Frequent mood changes of those who have bipolar disorder are known as “cycling” by most professionals and patients. The pattern of cycling is never the same from person to person, nor is it even consistent within one individual.
And between the extremes, patients can experience perfectly healthy feelings behavior much like anyone else when experience. However, the patient must remain vigilant for the onset of either mania or depression.
As noted above, these mood changes can often be abrupt and unpredictable. Rapid cyclers report that there “episodes” move back and forth multiple times in a single day, or for some, only after years. In rare cases, depressive and manic episodes can occur for the same person simultaneously, often creating great confusion and danger.
For some, seasonal changes can function as a trigger for the onset of an episode. The key is to always be self-aware when changes began to occur. Past episodes can and do leave clues about what to expect in the future.
Many sufferers find relief through therapy and/or medication. And while it’s not common, there are patients who find the perfect regimen to minimize, or even stop, mood cycling. It’s important to learn to rely on family and friends in spotting behavioral shifts.
Sometimes, they are able to see the warning signs when you cannot.

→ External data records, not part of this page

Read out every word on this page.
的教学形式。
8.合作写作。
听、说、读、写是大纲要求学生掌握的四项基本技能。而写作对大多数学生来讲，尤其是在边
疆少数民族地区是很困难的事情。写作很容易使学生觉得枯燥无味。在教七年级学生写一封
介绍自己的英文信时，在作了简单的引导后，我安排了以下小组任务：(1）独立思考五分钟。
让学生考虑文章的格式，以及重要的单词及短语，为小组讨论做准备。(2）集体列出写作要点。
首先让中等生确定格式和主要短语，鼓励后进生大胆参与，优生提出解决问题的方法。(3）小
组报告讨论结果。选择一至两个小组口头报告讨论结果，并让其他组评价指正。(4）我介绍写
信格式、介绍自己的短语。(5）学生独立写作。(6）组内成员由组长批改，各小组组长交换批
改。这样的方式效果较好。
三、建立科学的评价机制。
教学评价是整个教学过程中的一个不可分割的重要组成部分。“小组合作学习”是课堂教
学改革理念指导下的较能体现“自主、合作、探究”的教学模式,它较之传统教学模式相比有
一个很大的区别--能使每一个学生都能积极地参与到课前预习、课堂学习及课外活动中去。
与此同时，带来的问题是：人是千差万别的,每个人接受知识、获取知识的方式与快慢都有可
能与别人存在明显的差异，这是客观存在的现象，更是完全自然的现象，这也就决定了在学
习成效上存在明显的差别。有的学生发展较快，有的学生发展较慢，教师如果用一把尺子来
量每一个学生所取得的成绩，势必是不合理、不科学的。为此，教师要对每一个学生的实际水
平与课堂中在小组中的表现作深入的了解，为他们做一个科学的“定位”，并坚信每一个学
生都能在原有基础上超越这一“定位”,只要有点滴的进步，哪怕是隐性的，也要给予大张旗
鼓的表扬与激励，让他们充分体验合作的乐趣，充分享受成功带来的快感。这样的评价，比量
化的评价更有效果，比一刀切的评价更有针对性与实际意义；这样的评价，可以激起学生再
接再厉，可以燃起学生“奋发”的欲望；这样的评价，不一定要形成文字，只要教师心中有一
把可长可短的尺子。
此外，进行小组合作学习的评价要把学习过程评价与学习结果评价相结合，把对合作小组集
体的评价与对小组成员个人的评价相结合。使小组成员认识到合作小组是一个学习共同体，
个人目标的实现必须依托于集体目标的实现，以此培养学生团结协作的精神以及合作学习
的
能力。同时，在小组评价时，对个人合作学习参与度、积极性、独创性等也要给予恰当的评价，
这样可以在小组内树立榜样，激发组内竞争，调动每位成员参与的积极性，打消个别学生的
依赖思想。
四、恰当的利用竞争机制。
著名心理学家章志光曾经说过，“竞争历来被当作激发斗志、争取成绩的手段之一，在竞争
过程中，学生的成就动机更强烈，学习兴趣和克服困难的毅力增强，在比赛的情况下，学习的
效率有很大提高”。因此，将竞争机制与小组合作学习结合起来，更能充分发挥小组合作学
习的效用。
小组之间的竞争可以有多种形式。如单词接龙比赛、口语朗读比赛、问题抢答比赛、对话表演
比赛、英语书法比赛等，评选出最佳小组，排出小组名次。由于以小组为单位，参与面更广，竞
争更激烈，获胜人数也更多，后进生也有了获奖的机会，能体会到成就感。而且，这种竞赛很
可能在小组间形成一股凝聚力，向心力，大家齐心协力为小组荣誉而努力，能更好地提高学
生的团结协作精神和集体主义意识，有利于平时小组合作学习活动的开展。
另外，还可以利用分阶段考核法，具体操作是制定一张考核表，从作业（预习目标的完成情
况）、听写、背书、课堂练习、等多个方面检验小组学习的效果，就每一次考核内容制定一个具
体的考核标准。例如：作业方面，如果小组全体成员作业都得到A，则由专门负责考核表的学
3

Tell your friends and acquaintances about your disorder ahead of time. It’s important that they understand what you may be facing, in case your behavior becomes erratic while they are present.
Most Effective Treatment for Bipolar Disorder
In most cases, a combination of counseling, psychiatric care and medication provide the most effective treatment for bipolar disorder. In fact, most patients use more than one medication to create mood stabilization.
Popular drug treatment includes antidepressants, mood stabilizers, antipsychotics and benzodiazepines. This may sound like a lot to take, but it can be a blessing compared to behavior that is destructive and out-of-control.
No one wants to face a diagnosis of bipolar disorder, because like most mental health conditions, it leaves one feeling less than in control of their life. But it’s important to understand that plenty of treatment help is available, and many drugs are effective for controlling the symptoms.